Chacun le reconnaît, la crise sanitaire, économique, sociale du coronavirus est aussi, et surtout, une crise écologique. Des écosystèmes sains nous protègent des maladies, la biodiversité est un rempart contre la propagation des éléments pathogènes.

Selon la plateforme intergouvernementale sur la biodiversité et les services écosystémiques (IPBES), on ne compte pas moins d’une nouvelle épidémie tous les quatre mois. Sachant que 75% des épidémies émanent du monde animal sauvage.
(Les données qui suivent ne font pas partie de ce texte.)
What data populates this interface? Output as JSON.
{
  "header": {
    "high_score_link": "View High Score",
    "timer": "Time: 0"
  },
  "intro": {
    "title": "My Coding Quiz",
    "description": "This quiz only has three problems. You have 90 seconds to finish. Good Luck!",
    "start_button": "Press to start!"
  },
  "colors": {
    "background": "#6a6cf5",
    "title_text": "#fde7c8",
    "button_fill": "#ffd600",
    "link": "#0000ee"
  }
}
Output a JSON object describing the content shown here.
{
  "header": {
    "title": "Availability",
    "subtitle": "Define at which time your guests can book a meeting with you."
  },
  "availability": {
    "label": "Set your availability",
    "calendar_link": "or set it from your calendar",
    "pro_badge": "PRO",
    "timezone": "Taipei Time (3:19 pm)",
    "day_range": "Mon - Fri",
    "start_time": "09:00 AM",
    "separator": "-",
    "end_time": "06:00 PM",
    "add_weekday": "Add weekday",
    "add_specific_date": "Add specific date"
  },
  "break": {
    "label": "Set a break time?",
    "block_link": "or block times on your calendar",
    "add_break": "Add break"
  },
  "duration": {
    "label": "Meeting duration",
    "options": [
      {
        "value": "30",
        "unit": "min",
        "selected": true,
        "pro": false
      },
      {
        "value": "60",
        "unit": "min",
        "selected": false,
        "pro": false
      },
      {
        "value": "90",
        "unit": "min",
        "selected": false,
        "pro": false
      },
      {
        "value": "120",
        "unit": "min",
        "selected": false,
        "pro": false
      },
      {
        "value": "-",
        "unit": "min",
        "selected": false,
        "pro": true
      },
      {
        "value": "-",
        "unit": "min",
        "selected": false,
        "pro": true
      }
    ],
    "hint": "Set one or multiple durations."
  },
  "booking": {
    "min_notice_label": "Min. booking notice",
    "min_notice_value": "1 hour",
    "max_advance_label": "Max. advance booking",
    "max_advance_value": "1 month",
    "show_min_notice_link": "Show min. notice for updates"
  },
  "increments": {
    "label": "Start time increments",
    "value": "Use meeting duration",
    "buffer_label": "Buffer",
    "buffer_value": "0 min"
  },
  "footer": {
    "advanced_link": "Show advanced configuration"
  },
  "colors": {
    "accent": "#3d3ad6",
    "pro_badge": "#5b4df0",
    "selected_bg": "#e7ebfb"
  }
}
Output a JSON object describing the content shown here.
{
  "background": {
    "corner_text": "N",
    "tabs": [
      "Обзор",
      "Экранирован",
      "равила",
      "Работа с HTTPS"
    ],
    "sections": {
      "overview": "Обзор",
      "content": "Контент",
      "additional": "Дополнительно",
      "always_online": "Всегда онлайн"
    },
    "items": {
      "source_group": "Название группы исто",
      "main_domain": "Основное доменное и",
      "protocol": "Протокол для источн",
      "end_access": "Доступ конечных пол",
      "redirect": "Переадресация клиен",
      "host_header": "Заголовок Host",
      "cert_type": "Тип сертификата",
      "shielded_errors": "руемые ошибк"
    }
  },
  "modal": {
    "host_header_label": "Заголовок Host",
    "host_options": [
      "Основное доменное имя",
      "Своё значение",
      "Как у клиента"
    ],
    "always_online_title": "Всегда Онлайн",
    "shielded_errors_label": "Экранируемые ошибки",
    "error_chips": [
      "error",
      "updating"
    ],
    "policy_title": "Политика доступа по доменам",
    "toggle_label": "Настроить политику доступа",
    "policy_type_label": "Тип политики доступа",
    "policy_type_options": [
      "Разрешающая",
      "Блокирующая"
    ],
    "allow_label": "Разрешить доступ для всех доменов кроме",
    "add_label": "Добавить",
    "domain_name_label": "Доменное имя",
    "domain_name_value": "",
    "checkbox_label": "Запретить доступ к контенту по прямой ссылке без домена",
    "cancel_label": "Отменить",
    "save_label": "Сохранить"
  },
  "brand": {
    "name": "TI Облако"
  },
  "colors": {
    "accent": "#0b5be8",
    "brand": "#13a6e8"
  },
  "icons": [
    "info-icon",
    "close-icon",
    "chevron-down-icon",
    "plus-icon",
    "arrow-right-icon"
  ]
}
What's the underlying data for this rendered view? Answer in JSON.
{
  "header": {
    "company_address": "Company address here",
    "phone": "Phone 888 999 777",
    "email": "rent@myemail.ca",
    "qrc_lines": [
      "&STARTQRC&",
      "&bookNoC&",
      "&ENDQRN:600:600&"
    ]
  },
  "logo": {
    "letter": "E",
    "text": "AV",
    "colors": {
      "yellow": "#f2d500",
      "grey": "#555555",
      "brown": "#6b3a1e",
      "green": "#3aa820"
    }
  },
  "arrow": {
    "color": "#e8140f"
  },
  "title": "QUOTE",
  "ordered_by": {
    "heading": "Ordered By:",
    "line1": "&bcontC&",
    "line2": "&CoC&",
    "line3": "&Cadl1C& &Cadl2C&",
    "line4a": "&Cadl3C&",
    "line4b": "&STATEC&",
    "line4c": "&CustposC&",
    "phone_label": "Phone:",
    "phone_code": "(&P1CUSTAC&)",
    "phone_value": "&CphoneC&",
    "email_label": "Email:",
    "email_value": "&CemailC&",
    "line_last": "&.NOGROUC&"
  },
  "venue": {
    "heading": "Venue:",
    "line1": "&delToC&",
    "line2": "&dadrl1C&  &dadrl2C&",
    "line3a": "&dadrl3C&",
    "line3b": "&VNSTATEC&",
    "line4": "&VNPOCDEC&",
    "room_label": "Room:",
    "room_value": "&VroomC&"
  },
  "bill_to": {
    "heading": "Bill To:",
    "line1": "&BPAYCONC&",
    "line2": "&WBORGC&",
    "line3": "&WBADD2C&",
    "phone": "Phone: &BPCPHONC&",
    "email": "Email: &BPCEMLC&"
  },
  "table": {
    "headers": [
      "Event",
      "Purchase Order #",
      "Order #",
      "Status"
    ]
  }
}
La crise écologique et pandémique du Covid-19 montre les liens d’interdépendance et d’interactions qui existent entre climat, pollution, écosystèmes, biodiversité, et santé humaine.

Pour faire face à cette situation alarmante, les experts de la plateforme intergouvernementale nous pressent de tout mettre en œuvre, afin de mettre un terme au trafic illégal des animaux sauvages, et à la destruction de leurs habitats.

Ressources gratuites

On a longtemps considéré la nature comme un fournisseur de ressources gratuites pouvant être utilisées de façon illimitée, sans règlementation, à des seules fins de production et de recherche de profit.

On n’a pas hésité à déverser nos déchets dans les rivières, fleuves et océans, ou à abattre des arbres, et faire disparaitre des forêts entières, sans se poser la question des effets et conséquences à moyen ou long terme.

Crise écologique

Les entreprises en particulier doivent prendre conscience du rôle que jouent les écosystèmes naturels dans leurs activités, et reconnaître qu’ils constituent des actifs économiques. On est passé de la notion de ressources naturelles, à celle de capital naturel.

Le terme de capital naturel désigne les ressources naturelles renouvelables et non renouvelables de notre planète – soit la terre, l’air, l’eau et les nombreux et divers écosystèmes qui permettent la vie. Le capital naturel nous procure des biens et des services économiquement précieux ou des services écosystémiques.

Services écosystémiques

Presque toutes les activités des entreprises dépendent et bénéficient des écosystèmes naturels. Qu’il s’agisse, entre autres, de l’eau douce pour les processus industriels, des ressources génétiques sauvages pour le secteur pharmaceutique, ou des environnements naturels pour l’industrie du tourisme.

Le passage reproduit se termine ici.